Carrie Reichardt is never going to entirely shuck off her anarcho-craftivist rep. How could she? Reichardt’s protest by deed visual activism – the Tiki Love Truck (2007), Trojan Horse (2011), a life size statue of suffragist Mary Bamber (2011) now on permanent display at the Liverpool Museum – are works that typify and reflect the artist’s core concerns: systemic injustice, cruelty, social activism...
Reichardt’s large scale public works along with prestigious residencies and high-profile funded research such as the Winston Churchill Travelling Fellowship (2013) ‘To Advance the Craft of Community Mosaics’ increasingly confirms her, at home and abroad, as a stand out socially engaged art practitioner: one of the top ‘go to’ persons when public bodies are awarding commissions. When they want someone who can engage, perhaps enrage but certainly encourage existing and new publics to reconsider the role of the artist in challenging normative historical and social narratives.
But with all this, from the strident socio-political protest to projects that give voice to overlooked communities sometimes it seems as if the art work, the material objects Reichardt produces, play second fiddle to raising awareness. The binary opposition between fine art and craft is being challenged. Some artists who foreground the importance of craft skills while simultaneously commenting on social ills and mores are being ceded a more prominent status by galleries, museums and in the media. Although there’s also a sense in which, say, Grayson Perry ticks that box so we don’t have to admit any more grubby craftspeople into the art canon proper.
The esteemed curator and writer on art and design Catherine Flood included Reichardt’s Tiki Love Truck in the 2015 exhibition Disobedient Objects at the V&A and it proved one of the most celebrated items on show. Even so, it was of course presented in the context of ‘protest design’ and thus underplaying what a remarkable artefact it is.

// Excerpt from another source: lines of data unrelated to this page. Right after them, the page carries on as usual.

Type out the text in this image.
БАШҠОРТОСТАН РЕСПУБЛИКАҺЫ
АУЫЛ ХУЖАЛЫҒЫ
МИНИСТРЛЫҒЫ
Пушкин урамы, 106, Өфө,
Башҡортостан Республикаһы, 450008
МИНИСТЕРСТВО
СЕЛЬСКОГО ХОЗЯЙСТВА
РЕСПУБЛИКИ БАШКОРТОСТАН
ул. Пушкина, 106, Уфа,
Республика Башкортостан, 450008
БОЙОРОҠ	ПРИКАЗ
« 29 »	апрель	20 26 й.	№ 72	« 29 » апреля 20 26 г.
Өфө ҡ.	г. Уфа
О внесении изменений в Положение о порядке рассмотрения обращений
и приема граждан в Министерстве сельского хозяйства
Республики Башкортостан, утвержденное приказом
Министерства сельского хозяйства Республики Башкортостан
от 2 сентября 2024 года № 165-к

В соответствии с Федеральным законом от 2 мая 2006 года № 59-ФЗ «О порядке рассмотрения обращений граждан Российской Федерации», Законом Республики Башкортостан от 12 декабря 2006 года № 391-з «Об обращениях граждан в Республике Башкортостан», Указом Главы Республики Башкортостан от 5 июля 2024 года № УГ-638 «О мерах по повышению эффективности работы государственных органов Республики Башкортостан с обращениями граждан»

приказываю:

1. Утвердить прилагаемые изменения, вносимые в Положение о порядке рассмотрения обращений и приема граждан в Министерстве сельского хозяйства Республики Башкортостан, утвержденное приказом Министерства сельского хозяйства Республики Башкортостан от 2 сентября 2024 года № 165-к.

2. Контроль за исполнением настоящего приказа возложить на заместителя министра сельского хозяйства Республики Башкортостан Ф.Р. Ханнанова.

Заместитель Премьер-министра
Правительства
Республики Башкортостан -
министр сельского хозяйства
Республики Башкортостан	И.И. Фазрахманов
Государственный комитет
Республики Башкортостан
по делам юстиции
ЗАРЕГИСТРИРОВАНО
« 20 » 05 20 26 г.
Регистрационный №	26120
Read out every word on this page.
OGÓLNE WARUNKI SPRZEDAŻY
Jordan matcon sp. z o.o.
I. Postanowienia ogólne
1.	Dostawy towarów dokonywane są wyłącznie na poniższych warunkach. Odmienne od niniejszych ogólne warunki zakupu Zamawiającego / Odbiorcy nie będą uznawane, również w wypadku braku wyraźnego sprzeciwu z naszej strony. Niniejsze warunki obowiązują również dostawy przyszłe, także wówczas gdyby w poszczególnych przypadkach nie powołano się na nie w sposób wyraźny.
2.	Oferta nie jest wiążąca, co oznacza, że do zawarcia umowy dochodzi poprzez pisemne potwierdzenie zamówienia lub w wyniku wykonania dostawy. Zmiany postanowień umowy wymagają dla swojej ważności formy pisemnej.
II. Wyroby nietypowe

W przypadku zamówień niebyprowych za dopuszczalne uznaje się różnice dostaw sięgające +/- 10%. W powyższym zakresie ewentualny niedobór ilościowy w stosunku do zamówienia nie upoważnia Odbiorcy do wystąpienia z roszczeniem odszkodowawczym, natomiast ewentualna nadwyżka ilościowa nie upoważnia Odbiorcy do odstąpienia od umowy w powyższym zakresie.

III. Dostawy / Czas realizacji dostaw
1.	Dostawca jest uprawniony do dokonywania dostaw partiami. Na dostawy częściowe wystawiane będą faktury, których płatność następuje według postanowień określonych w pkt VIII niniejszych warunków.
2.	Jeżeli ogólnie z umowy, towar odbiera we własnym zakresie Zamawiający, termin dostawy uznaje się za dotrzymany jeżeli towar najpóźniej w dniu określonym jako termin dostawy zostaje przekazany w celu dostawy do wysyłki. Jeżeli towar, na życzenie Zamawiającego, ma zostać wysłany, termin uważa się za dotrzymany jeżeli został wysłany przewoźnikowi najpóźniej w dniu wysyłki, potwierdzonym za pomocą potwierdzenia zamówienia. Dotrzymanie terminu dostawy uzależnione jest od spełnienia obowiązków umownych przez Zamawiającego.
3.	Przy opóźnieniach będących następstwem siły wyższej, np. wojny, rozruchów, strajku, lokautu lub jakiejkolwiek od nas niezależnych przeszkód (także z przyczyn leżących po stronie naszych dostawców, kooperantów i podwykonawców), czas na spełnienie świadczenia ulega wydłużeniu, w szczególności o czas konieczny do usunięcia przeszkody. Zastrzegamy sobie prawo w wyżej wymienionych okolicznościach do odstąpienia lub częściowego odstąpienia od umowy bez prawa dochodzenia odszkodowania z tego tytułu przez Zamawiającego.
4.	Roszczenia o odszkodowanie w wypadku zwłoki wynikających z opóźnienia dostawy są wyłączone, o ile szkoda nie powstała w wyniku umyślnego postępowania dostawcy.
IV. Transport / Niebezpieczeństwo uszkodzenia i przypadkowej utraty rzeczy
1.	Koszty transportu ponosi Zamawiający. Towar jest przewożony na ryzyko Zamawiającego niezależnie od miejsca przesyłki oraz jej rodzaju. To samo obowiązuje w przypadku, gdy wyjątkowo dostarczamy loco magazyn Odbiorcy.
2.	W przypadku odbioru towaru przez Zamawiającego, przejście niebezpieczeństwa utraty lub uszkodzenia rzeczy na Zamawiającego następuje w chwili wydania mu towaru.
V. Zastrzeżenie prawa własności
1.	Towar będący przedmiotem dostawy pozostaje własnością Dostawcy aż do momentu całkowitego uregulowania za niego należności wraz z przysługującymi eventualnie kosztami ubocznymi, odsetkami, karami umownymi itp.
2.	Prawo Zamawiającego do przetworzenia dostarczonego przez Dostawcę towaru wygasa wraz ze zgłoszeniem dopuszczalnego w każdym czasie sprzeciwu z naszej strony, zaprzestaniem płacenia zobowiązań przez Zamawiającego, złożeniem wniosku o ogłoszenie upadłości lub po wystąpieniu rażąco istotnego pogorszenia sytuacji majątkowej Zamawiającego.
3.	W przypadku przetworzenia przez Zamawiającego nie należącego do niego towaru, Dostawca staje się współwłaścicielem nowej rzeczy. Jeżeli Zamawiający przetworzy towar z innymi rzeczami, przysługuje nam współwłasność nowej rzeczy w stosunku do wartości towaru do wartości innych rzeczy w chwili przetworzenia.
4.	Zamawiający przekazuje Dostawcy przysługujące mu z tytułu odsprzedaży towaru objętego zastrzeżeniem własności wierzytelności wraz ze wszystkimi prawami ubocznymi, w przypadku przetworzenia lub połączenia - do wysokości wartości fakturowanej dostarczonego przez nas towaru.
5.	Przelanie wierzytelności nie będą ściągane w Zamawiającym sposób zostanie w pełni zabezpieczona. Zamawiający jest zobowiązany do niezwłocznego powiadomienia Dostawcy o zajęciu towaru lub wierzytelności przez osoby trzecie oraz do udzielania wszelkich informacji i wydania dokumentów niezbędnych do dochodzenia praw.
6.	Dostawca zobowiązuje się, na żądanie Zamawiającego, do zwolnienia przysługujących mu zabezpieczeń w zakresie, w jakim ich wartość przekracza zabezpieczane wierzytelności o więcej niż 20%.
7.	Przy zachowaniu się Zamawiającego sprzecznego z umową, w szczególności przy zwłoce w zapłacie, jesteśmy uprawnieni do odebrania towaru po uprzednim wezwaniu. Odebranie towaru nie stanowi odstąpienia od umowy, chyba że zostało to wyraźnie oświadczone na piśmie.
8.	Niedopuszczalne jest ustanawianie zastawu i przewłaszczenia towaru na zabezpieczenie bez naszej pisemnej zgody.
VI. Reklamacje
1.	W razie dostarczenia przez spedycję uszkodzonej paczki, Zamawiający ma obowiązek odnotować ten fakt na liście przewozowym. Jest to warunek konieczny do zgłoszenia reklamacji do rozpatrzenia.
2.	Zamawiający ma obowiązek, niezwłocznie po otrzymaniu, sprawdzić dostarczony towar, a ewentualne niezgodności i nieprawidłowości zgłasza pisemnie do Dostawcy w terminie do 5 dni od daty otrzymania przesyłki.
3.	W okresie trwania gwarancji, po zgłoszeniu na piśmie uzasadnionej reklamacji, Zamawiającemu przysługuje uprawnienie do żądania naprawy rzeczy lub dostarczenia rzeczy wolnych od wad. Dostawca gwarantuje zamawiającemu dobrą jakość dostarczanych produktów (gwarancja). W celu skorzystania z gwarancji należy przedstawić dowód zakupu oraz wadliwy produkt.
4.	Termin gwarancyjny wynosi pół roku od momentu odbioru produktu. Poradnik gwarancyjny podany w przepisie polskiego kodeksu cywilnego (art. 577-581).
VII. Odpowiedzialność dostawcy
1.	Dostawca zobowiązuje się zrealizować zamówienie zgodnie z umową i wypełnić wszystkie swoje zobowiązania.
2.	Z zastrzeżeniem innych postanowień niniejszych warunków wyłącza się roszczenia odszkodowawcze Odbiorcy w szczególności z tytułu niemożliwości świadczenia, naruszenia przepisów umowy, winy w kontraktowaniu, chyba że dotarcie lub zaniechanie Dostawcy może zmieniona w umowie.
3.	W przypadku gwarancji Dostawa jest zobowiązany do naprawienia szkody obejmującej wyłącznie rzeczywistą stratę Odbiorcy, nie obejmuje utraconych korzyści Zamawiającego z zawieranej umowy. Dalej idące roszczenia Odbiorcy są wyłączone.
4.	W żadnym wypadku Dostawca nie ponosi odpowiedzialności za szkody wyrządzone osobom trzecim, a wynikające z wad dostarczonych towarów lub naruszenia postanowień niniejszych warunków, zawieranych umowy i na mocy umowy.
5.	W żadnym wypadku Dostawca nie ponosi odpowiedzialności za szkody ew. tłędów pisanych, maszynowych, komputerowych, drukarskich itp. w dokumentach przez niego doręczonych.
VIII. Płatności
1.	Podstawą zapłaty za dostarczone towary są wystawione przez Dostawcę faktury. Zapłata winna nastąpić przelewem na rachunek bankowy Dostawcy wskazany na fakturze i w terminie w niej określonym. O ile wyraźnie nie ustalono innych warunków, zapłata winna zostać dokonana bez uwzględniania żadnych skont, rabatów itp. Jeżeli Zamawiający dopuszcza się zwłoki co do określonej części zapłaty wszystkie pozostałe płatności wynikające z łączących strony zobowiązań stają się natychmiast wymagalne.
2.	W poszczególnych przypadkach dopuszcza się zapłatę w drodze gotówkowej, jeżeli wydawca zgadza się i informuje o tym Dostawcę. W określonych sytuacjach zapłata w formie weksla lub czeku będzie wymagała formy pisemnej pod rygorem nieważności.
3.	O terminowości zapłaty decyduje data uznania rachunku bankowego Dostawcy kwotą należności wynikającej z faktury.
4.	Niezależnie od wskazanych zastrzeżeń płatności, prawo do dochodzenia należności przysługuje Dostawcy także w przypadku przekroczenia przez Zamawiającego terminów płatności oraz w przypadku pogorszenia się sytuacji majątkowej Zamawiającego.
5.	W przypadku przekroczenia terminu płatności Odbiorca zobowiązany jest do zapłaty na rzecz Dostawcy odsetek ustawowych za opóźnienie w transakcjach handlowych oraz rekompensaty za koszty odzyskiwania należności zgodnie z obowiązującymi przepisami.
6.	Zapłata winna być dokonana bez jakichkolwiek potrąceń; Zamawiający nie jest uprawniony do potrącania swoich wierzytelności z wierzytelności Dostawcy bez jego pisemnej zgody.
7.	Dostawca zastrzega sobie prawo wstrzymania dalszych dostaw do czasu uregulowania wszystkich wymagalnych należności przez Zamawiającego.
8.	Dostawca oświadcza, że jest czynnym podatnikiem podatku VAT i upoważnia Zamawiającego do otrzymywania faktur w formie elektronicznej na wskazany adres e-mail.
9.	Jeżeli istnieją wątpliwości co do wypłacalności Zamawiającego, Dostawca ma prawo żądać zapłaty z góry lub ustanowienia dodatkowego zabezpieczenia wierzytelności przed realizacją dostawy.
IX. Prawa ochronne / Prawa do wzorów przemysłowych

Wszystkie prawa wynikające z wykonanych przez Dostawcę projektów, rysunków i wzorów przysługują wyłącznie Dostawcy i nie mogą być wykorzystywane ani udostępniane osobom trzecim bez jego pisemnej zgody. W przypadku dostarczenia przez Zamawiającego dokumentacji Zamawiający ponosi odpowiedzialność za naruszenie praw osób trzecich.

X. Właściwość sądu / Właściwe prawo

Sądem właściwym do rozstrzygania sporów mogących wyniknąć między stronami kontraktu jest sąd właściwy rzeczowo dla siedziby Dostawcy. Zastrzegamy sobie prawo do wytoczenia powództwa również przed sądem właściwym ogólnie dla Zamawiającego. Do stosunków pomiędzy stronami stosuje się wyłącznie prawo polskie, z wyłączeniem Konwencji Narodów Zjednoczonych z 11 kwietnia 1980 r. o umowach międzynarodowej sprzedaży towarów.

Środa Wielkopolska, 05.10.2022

A very impressive work that does what all good art should: that is confront us on a number of different levels: the material, aesthetic, sensual, social, intellectual and political.
So while continuing to applaud the activist cheerleader for so many cherished causes – from campaigning on mental health to environmental issues to challenging sexual stereotyping – maybe it’s also time to recognise, after a quarter century working across various media, that Reichardt’s output is much more than a vehicle for protest.
At her first invitation to Nuart Stavanger Festival in 2017 the artist’s contribution to the Tou Scene exhibition was a highlight, proving the art stood up to scrutiny quite apart from the lecture/presentation, workshops and street interventions Reichardt is more often known for. This year she was the first named artist to be announced as featuring in Nuart Aberdeen 2018.
Reichardt is also increasingly gaining critical acclaim for her heritage art installations, the Tree of Life ceramic mural in South Acton, London being a splendid example. And it has been announced recently that she’s been awarded the commission for a forthcoming ceramic installation at Finsbury Park station.
And while she’ll no doubt continue to ply – in collaboration with Bob Osborne – her risqué repurposed ceramic wares, tiles and flyposted images, Reichardt is at the same time making inroads into the various aspects of the art establishment. Having just been invited to become the first visual artist in residence at the Shakespeare Birthplace Trust being a case in point.
So, as well as being lauded as an international street artist, an inspiring activist at the forefront of a new breed of craftsperson, it’s becoming ever more apparent that through the range and quality of her work and the increased attention being paid to it, Carrie Reichardt is proving herself to be not just a firebrand but a very fine artist.